This support article covers the setup and configuration of Ximea camera's with Swing Catalyst.
Note: In order to use Ximea camera's with Swing Catalyst you will need a Halcon USB dongle and a license. Please contact firstname.lastname@example.org to purchase a license.
Halcon installation & configuration instructions here:
Firmware change requirements
Your Ximea camera might require a firmware upgrade. This can be done through with xiCOP, bundled with the Ximea API.
Check the status to make sure you have an acceptable USB 3 host controller.
You can switch the camera to USB3 Vision through the xiCOP tool, click on "Switch Camera to USB3 Vision" to change the firmware on the device.
Installing generic USB3 drivers
Most USB3 camera manufacturer installers come with their own drivers. In order to use Halcon with a USB3 Vision compliant camera, it's necessary to change the driver from Ximea's driver to WinUSB.
This is done with a tool called Zadig (bundled with the Swing Catalyst Universal camera support zip file). Open Zadig and select List All Devices and uncheck Ignore Hubs or Composite Parents under Options. Locate the camera then click Replace Driver.
You want to change the driver on the composite parent. Depending on the camera model this might have a different name.
Different camera model, same procedure.
The camera now should show up in Swing Catalyst.
Configuring Ximea USB 3 camera's through Halcon
In Swing Catalyst, navigate to the Settings tab and to Cameras, locate your Ximea camera in the list then click Advanced.
- Navigate to the Configuration tab.
- Enable the num_buffers checkbox and enter 200 as the value.
Setting up Ximea USB3 Vision camera's
Lets have a look at how to set the exposure, shutter speed and frame rate.
Click the Settings tab & expand the AcquisitionControl tab, then enter the maximum (or lower) frame rate. From there Acquisition Timing Mode can be set to Frame rate, or FreeRun mode. Frame rate mode will allow you to set the frame rate, whereas freerun will run at the maximum frame rate possible.
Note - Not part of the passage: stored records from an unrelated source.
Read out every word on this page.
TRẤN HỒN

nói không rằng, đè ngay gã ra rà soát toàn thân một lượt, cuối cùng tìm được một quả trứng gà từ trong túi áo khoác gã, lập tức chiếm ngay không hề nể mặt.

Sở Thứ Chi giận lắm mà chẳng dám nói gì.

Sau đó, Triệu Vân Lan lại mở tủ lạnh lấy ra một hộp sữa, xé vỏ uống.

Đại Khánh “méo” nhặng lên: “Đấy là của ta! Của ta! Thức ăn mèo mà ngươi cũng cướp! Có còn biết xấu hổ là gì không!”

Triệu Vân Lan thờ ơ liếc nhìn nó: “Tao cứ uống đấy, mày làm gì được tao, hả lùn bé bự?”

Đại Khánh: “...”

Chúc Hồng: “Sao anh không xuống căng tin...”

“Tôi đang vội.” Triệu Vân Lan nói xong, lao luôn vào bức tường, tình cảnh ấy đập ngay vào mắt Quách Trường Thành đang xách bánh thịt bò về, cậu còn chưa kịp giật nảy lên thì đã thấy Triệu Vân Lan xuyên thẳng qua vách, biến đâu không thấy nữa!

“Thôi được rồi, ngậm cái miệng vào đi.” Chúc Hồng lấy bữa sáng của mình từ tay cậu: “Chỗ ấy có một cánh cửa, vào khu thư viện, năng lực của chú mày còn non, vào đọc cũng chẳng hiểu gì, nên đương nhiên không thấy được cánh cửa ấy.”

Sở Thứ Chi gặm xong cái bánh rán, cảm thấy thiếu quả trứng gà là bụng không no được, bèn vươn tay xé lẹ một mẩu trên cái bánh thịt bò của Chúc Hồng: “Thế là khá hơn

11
Note: Frame rate can be limited by exposure values.
Setting exposure values
It's usually best to use a manual exposure for static environments, such as indoor studios. A fully auto exposure can cause the frame rate to be changed and lead to an inconsistent image. In this case we're not using auto exposure as we want to be able to control this ourselves. Generally an exposure time less than 2000 (2ms) is recommended.
Setting gain values
Similar to exposure, setting the gain to manual for static / indoor lighting conditions is best. The higher the exposure the more grainy the image will be and the longer the video encoding will take vs low gain.
Changing the image size
In some cases you want to reduce the image size to focus in on a specific area of the video image, for example to view the club and ball on impact in detail.
This can be done with area of interest, also known as AOI, and ROI, region of interest. Reducing the overall image size with this function also can give you a frame rate increase.